No to ja też powiem swoje 3 grosze:) Tak jak Kap. mówi nadgarstkiem jest
najlepiej, choc jak masz coś szybkiego i skaczesz całym ramieniem to – jak
kumple z zespołu twierdza – fajnie to wygląda 😛 Generalnie lepiej
nadgarstkiem. Ja gram dwoma kostkami (może firma niewazna ale Dunlopy wg. mnie
są najlepsze) mają grubość 1mm i 0.60 (może nie jest to dokladnie 0.60 – w
kazdym razie czerwona 😛 ) Tyle że nie lubię za bardzo grać tą 1mm bo jest
twarda i nie wygodna. Taka 0.60 jest dla mnie najlepsza bo dużo prosciej nią
zagrać, nawet jak za mocno uderzysz to struna ci nie uderzy o pickupa, a z
pieca nie pojdzie pierdnięcie 🙂 0.60 jest też wygodniejsza przy graniu
szybkich rzeczy – jest dość giętka wiec nie ma tyle obciazenia na palce co
przy 1mm. Nie trzeba jej ściskać, nie pocą Ci się paluchy, cały czas siedzi
w ręce i nie trzeba co sekunde jej poprawiać 🙂 A i dźwięk z takiej cieńszej
mi się podoba bo nie jest taki twardy-coś w sobie ma :P. Oczywiscie
przedstawiłem tu swoją opinie i swoje doswiadczenia – inni może chodzili na
siłownie i mają palce jak konary dębu i moga sobie grać nawet 3mm – i tak
wszystko zalezy od gustu – dla mnie lepiej tak, ale niektorzy uwazaja ze
kostkami na basie to się gra … najgrubszymi z mozliwych.
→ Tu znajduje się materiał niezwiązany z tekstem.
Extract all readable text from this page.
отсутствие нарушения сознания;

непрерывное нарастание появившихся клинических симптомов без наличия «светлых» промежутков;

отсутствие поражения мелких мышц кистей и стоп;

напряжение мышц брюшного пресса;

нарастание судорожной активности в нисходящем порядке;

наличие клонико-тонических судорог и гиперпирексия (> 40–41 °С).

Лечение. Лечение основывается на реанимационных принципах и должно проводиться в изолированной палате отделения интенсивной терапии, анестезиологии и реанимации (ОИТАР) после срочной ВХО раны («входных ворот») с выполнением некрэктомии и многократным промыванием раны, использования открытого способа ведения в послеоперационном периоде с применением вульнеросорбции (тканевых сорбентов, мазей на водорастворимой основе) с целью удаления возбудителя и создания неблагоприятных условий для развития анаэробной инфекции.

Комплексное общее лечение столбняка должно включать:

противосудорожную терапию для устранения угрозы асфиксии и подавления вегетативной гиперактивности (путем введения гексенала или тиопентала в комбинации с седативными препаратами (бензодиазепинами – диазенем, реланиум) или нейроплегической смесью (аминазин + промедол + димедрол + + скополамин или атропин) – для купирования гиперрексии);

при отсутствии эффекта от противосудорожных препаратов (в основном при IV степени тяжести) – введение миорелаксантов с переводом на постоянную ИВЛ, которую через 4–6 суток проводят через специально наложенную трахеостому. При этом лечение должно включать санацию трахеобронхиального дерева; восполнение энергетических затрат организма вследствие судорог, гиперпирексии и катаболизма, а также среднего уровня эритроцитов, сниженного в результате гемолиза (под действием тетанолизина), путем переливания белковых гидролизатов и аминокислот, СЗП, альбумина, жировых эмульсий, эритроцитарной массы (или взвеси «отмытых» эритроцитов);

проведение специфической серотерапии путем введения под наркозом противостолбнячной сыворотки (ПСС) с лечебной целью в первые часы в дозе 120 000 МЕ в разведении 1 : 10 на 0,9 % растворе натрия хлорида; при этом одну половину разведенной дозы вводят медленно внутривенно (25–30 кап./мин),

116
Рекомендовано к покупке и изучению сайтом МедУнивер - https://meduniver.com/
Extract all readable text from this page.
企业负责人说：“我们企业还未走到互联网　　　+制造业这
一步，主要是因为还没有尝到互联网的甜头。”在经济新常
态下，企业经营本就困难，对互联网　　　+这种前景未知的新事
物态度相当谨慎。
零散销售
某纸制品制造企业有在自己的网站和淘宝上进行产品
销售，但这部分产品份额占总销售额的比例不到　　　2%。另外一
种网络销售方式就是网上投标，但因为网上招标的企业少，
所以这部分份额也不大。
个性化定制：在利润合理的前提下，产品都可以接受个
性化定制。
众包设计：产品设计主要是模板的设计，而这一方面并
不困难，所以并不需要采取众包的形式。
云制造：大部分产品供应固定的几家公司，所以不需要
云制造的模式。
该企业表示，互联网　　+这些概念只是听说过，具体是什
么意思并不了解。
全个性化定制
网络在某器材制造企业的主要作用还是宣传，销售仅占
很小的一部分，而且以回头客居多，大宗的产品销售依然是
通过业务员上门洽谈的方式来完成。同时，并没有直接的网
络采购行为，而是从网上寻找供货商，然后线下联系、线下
Wiesz co, moim zdaniem kostką się gra po to, żeby uzyskać właśnie ten
twardy dźwięk, a nie, żeby grało się miekko. Wydaje mi się, że jak
kostka ustępuje Ci na strunach, to nie będzie takiego charakterystycznego
dzwona, tylko jakieś pstykanie, kiedy elastyczna kostka z niej zeskakuje.
mówie że to moje zdanie…. ja nie szukam dzwona, a dźwięk z miekkiej kostki
jest ciekawy. Nie wysztko trzeba robić tak jak ktoś kiedyś powiedział, nie
każdy musi isc w kierunku tego samego…
No ja się zgadzam, przy czym mówię, że po kostkę, gdybym w ogóle
sięgał, to dla takiego mocnego, twardego soundu, a popykać to mogę palcami
;D.
Jeśli chodzi o to szuranie to ja się do końca nie zgodzę.
Jeżeli grasz na basie czystym( bez przesteru ) to wtedy owszem, dobrze brzmi
jak się nie szura po strunach. Ale jeśli chcesz się wpiąć w przester i
zrobić jakąś sieczkę to wtedy szuranie jest jak najbardziej wskazane.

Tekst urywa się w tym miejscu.